なぜ imparfait を「半過去」と訳すのか。

仏文法の imparfait は日本では通例「半過去」と訳されている。
ラテン語の imperfectum に由来するこの時制名称は、他のロマンス語でも対応する形が使われ、したがって「半過去」という訳語も用いられているようだけれど、他のロマンス語学で見られる「未完了(過去)」「線過去」といった呼称は、あまり仏文法ではみかけない。そこで「半過去」ってなんだよ、何が「半」なんだよ!という疑問がしばしば提出されるわけだけれど、実は「半過去」という文法用語は、もともと仏文法(ロマンス語文法)に限った用語ではなく、その初出は蘭語学に遡るらしく、古くはまた英文法、独文法でも使われていた。

「半過去」は当初より Imperfectum の訳語として使われ、他にも「過去ノ現在」「過了現在」「未成過去」といった訳語が使われた。ところで、この Imperfectum は英語でいうところの I loved の形を指すのに使われ、対して I have loved の形は Perfectum と呼ばれていた。これだけで見れば、なんだ今の「完了」と変わらないじゃないかと思うのだけれど、当時はアスペクトとは無関係に、この Perfectum こそ「完全な《過去》」であると捉えられ、「過去」「孤立過去」「完成過去」という訳語が与えられた。他方で Imperfectum は現在との繋がりを表す「過去ノ現在」=《半過去》と考えられたらしい。

ところが、むしろ I have loved の形こそ現在(完了)であると解釈されるにいたって、斉藤秀三郎の『スウヰントン氏英語学新式直訳』にて、この Perfectum が「半過去」と訳され、Imperfectum は「過去」と訳されるという逆転現象が起きた。当然、相当の混乱があったらしく、結局、英独蘭文法では「半過去」という名称は消えてしまった。

さて、仏文法で「半過去」という訳語が使われ始めた時にはすでに蘭語学等で使用されていて、これをそのまま借用したものとして、それではなぜ、英独蘭文法では消えてしまった「半過去」という用語が、仏文法では未だに使われ続けているのか、ということが問題になるのだけれど、…なんでだろう。
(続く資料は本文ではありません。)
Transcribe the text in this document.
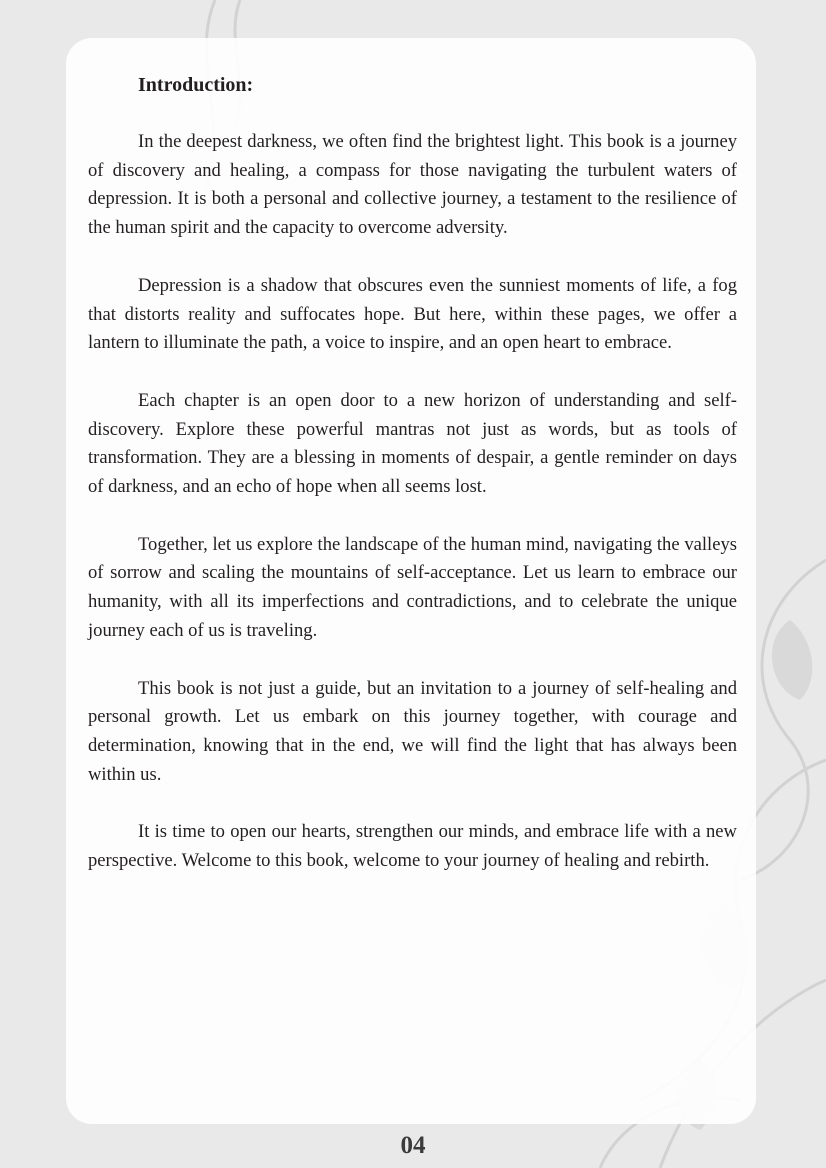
Introduction:

In the deepest darkness, we often find the brightest light. This book is a journey of discovery and healing, a compass for those navigating the turbulent waters of depression. It is both a personal and collective journey, a testament to the resilience of the human spirit and the capacity to overcome adversity.

Depression is a shadow that obscures even the sunniest moments of life, a fog that distorts reality and suffocates hope. But here, within these pages, we offer a lantern to illuminate the path, a voice to inspire, and an open heart to embrace.

Each chapter is an open door to a new horizon of understanding and self-discovery. Explore these powerful mantras not just as words, but as tools of transformation. They are a blessing in moments of despair, a gentle reminder on days of darkness, and an echo of hope when all seems lost.

Together, let us explore the landscape of the human mind, navigating the valleys of sorrow and scaling the mountains of self-acceptance. Let us learn to embrace our humanity, with all its imperfections and contradictions, and to celebrate the unique journey each of us is traveling.

This book is not just a guide, but an invitation to a journey of self-healing and personal growth. Let us embark on this journey together, with courage and determination, knowing that in the end, we will find the light that has always been within us.

It is time to open our hearts, strengthen our minds, and embrace life with a new perspective. Welcome to this book, welcome to your journey of healing and rebirth.

04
思うに仏文法では imparfait の他に過去時制とされるものに、「単純過去」 passé simple と「複合過去」 passé composé (古くはそれぞれ「定過去」 passé défini、「不定過去」passé indefini などとも呼ばれた)などがあって、ただ「過去」と呼べる時制がなく、名称が入れ替わるような混乱がなかったではないだろうか(しかし、これは他のロマンス語文法でも事情は同じはずか…)。…と想像でしめるのも申し訳ないので、一応調べるにあたって出てきた関係ありそうな文献だけ下にあげておきます。

Biblio :
談話会報告「幕末の日本開国前後における西洋語・文化の受容とその影響」, 『フランス語学研究』45号, pp. 116-119

市川慎一 (1993), « Du francais au japonais par le truchement du hollandais. Difficultés rencontrées par nos premiers traducteurs : A propos de la Nouvelle Méthode des Langues Françoise et Hollandoise par Pieter Marin (Amsterdam, 1775) », 『文学研究科紀要第三十九輯』(文学・芸術編), 早稲田大学, pp. 15-27.
—— (1994),「『払郎察辞範』に見るフランス語と日本語」,『言語』1994-1, pp. 12-17.
富田仁 (1975),『仏蘭西学のあけぼの—仏学事始とその背景—』, カルチャー出版.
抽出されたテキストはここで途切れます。